The emergency mentality conflated Trumpian sordidness with something world-historical and treasonous, as in the overwrought Russia coverage seeded by the Steele dossier. It turned figures peripheral to national politics, from Nick Sandmann to Kyle Rittenhouse, into temporary avatars of incipient fascism. It invented anti-Trump paladins, from Michael Avenatti to Andrew Cuomo, who turned out to embody their own sort of moral turpitude. And it instilled an industrywide fear, palpable throughout the 2020 election, of any kind of coverage that might give too much aid and comfort to Trumpism — whether it touched on the summertime riots or Hunter Biden’s business dealings.
Now you could argue that at least this mind-set achieved practical success, since Trump did lose in 2020. But he didn’t lose overwhelmingly, he gained voters in places the establishment did not expect, and he was able to turn media hostility to his advantage in his quest to keep control of his party, even in defeat. Meanwhile, the public’s trust in the national press declined during the Trump era and became radically more polarized, with Democrats and Democratic-leaning independents maintaining a certain degree of confidence in the media and Republicans and Republican-leaning independents going very much the other way.

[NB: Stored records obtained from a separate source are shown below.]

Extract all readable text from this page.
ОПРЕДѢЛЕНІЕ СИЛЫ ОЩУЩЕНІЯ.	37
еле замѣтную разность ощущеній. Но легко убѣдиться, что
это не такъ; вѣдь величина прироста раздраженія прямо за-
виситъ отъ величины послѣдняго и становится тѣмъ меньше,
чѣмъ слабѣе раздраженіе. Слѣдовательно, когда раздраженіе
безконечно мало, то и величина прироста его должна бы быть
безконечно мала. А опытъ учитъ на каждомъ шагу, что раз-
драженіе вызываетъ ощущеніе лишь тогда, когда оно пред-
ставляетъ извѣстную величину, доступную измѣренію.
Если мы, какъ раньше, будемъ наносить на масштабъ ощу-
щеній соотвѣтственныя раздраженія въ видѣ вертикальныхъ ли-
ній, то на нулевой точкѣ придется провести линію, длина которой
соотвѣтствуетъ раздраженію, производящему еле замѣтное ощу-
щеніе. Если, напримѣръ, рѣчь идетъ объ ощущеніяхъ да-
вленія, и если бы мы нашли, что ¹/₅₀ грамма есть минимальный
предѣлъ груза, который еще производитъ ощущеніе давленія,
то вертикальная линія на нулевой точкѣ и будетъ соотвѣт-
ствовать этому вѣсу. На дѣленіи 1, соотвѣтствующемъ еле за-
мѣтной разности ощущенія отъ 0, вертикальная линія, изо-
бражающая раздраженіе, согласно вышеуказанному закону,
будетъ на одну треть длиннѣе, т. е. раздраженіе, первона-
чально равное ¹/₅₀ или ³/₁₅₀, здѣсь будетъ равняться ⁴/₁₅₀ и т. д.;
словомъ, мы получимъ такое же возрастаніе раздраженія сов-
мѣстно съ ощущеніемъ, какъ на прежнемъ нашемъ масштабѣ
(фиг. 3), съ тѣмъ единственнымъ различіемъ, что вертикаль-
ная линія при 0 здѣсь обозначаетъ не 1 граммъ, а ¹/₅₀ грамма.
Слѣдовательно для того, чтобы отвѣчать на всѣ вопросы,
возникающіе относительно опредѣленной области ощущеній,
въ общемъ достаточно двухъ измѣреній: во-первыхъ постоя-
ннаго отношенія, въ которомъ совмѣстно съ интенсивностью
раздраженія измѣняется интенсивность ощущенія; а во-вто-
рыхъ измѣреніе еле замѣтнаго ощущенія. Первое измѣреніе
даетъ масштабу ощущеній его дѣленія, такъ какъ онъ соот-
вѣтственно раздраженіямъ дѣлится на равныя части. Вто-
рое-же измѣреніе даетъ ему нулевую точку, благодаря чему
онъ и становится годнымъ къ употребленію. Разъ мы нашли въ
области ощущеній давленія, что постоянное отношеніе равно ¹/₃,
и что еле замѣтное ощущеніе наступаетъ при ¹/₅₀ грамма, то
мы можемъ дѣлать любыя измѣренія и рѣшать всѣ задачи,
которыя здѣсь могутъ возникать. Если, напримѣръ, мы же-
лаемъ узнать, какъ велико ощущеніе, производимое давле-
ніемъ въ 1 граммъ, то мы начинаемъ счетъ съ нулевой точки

This points to the essential problem with the idea that just a little less media neutrality, a little more overt alarmism, would put Trumpism in its place. You can’t suppress a populist insurgency just by rallying the establishment if suspicion of the establishment is precisely what’s generating support for populism in the first place. Instead, you need to tell the truth about populism’s dangers while convincing skeptical readers that you can be trusted to describe reality in full.